While the housing market is slowing, the state’s job growth remains strong, according to the forecast. It said California’s average unemployment rate is expected to rise to an average of 4.5 percent in 2019 with slower national economic growth, and then at a pace of 4.3 percent in 2020 and 2021.
California added the highest number of construction jobs nationally between January 2018 and 2019, according to the Associated General Contractors of America. The state added 28,500 jobs, or an increase of 3.4 percent during the period.
Meantime, Nickelsburg said home prices are falling in many major markets of the Golden State, calling the decline “widespread and substantial.”
The economist said the impact of the cooling is even being felt in the Central Valley of California, where home sales have fallen by more than 10 percent.

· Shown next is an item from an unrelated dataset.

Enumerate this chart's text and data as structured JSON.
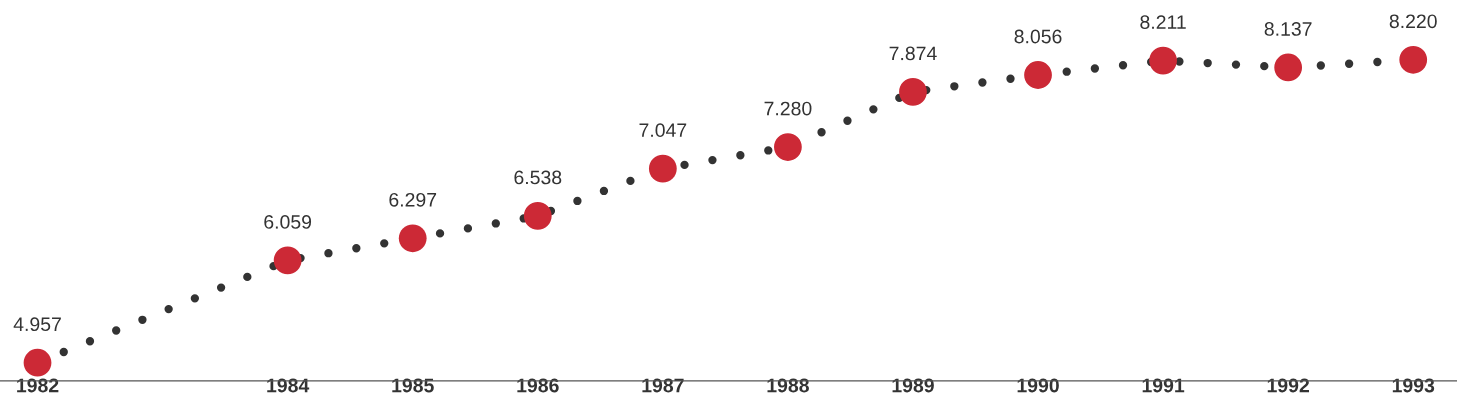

In Southern California and the San Francisco Bay Area, home sales fell to an 11-year low in January, according to CoreLogic. The analytics provider reported sales have fallen on a year-over-year basis in the Bay Area the past eight consecutive months, while in Southern California sales have fallen on a year-over-year basis in the last six consecutive months.
At the same time, the nation’s most populous state continues to suffer from a chronic housing shortage.
“Home prices are falling in California as is the level of building,” Nickelsburg wrote. He said one possible explanation is “higher mortgage interest rates are depressing prices but not the underlying demand.”
Another possibility behind the housing slowdown is prices are “so expensive that everyone (well a lot of everyone) is leaving,” the economist added.
Newsom, who assumed the governorship in January, this week announced an updated plan to ease the state’s “housing cost crisis.” The Democrat proposed a $1.75 billion housing package, including $1 billion in loans and tax incentives to spur low-, mixed- and middle-income housing production.
The governor wants to build 3.5 million new housing units in the state by 2025, or an average of about 500,000 a year. But there were only about 120,000 new homes built in 2018.
Newsom is pressing cities and counties to meet those ambitious housing expansion targets. Some of the steps are controversial, such as threatening to take away transportation funds from cities that fail to meet targets.